В будни Козьма Терентьевич отправлялся на Ильинку, в помещение № 72 Гостиного двора, где в нижнем этаже за конторкой сидел управляющий И. И. Бырышев, подсчитывая миллионные барыши фирмы от торговли бумажной пряжей и дисконта (учета векселей) или пописывая под псевдонимом Мясницкий романы и статьи для газеты «Московский листок».

Сам глава фирмы Солдатёнков занимал верхний этаж. Здесь его посещали не только купцы, но и известные литераторы Тургенев, Белинский, Герцен, Некрасов. Он являлся не только крупным текстильным промышленником, пайщиком ряда мануфактур, банков, страховых обществ, железных дорог и прочего, но и самым известным книгоиздателем, впервые выпустившим «Народные русские сказки Афанасьева», «Отцы и дети» Тургенева, сборники стихотворений лучших русских поэтов. Он финансировал переводы зарубежных научных книг и роскошные издания памятников мировой литературы. При этом не был книгоиздателем в обыденном значении этого слова, а меценатом, старавшимся принести пользу науке и дать заработок писателям и переводчикам, несмотря на значительные для себя убытки. Кроме того, на его деньги в Москве были выстроены две богадельни, ремесленное училище, крупнейшая больница для бедных «без различия званий, сословий и религий» (носит ныне имя С. П. Боткина), а его знаменитые собрания книг и картин по духовному завещанию поступили в Румянцевский музей (ныне Российская государственная библиотека).

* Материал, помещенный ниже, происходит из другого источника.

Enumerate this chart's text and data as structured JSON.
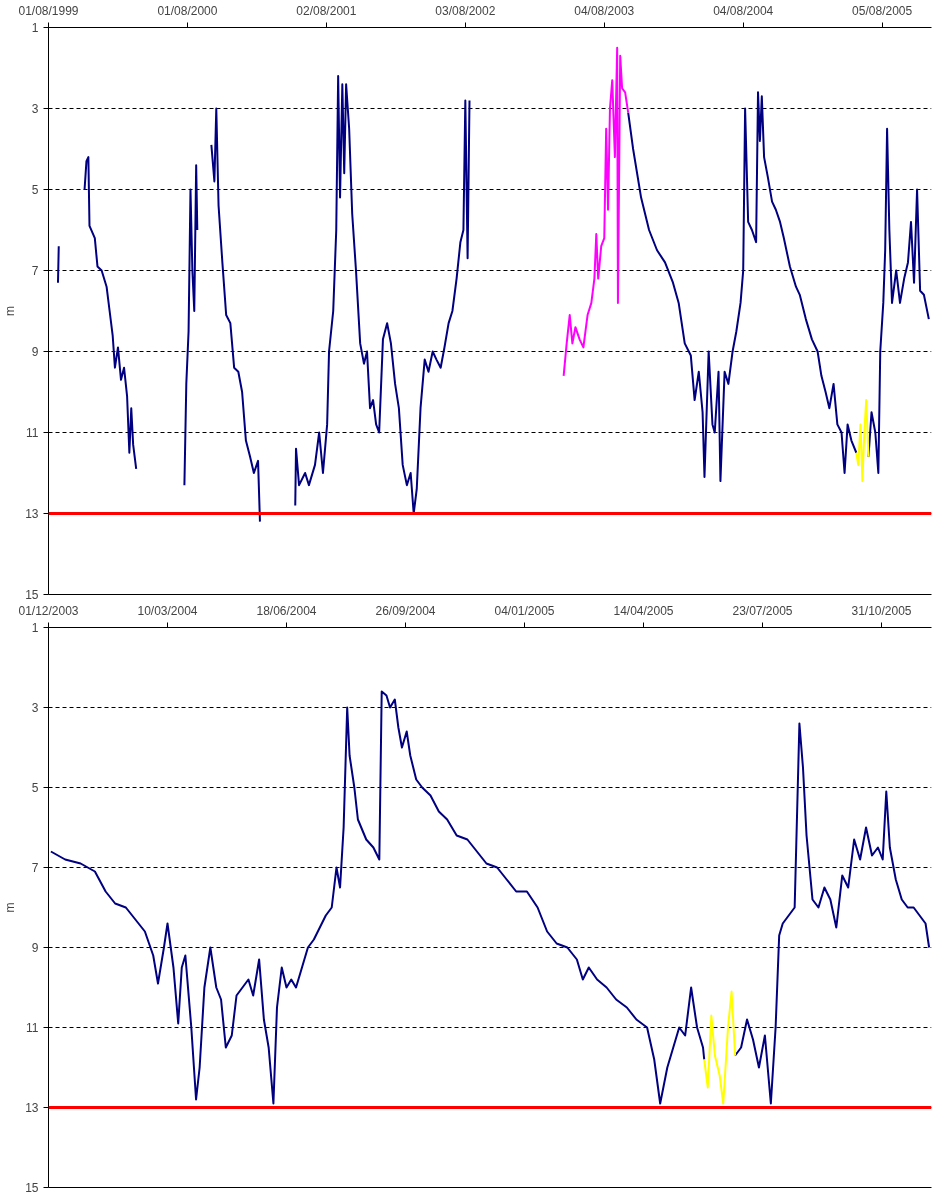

«Раскольник, западник, приятель Кокарева, желающий беспорядков и возмущения», — характеризовал Солдатёнкова генерал-губернатор Москвы граф А. А. Закревский. Писатель П. И. Мельников-Печерский называл его «раскольником в палевых перчатках». Москвичи же, знавшие Солдатёнкова получше, дали ему прозвища Мясницкий меценат и Русский Медичи.

В летние месяцы, если не уезжал с Клемансой Карловной попутешествовать по Европе, Козьма Терентьевич проводил время на даче в Кунцеве…

Москва-река, извивающаяся змейкой, почти взяла Кунцево в кольцо, и взору открываются великолепные картины сельской природы. Через овраги, болотца и пруды пробираешься на самый верх — к солдатенковской усадьбе, с трех сторон окруженной садами, парками, оранжереями и липовой рощей. С четвертой стороны спускается к реке большой зеленый луг. С балкона влево видно село Крылатское, с куполом Троицкой церкви, прямо — белый храм села Хорошево, направо — военный лагерь Ходынского поля. Здесь у Солдатёнкова часто гостят переводчик Шекспира Н. X. Кетчер, историк И. Е. Забелин, писатель и общественный деятель И. С. Аксаков, врач П. Л. Пикулин, художники И. Н. Крамской, В. Д. Поленов, И. Е. Репин, Риццони.

Кроме усадьбы и обширных земель Солдатёнкову в Кунцеве принадлежали школа на шестьдесят крестьянских детей и пятнадцать дач, которые он сдавал внаем актеру Щепкину, пекарю Филиппову, купцу Крестовникову и другим известным с хорошей стороны москвичам.

«К. Т. Солдатёнков жил в Кунцеве весело, — вспоминает П. И. Щукин. — Задавал лукулловские обеды и сжигал роскошные фейерверки с громадными щитами, снопами из ракет, бенгальскими огнями. Фейерверки эти привозились из артиллерийской лаборатории на нескольких возах в сопровождении солдат-фейерверкеров и пускались на берегу Москвы-реки напротив главного дома».

Выходил обычно из дома Мясницкий меценат и Русский Медичи в сером сюртуке, серой накидке и серой фетровой шляпе с большими полями. «Он был небольшого роста, — вспоминает дочь П. М. Третьякова Вера Павловна Зилоти, — широкий, с некрасивым, но умным выразительным лицом. Носил небольшую бородку и довольно длинные волосы, зачесанные назад. В нем чувствовалась большая сила, физическая и душевная, нередко встречающаяся у русских старообрядцев».

Эта душевная сила Солдатёнкова, Морозовых, Хлудовых и других выходцев из Рогожской слободы влекла их жертвовать значительные капиталы на просвещение, милосердие и технический прогресс. В молитве они, может быть, и были замкнутой группой раскольников, зато в жизни — всеотзывчивым сострадательным братством.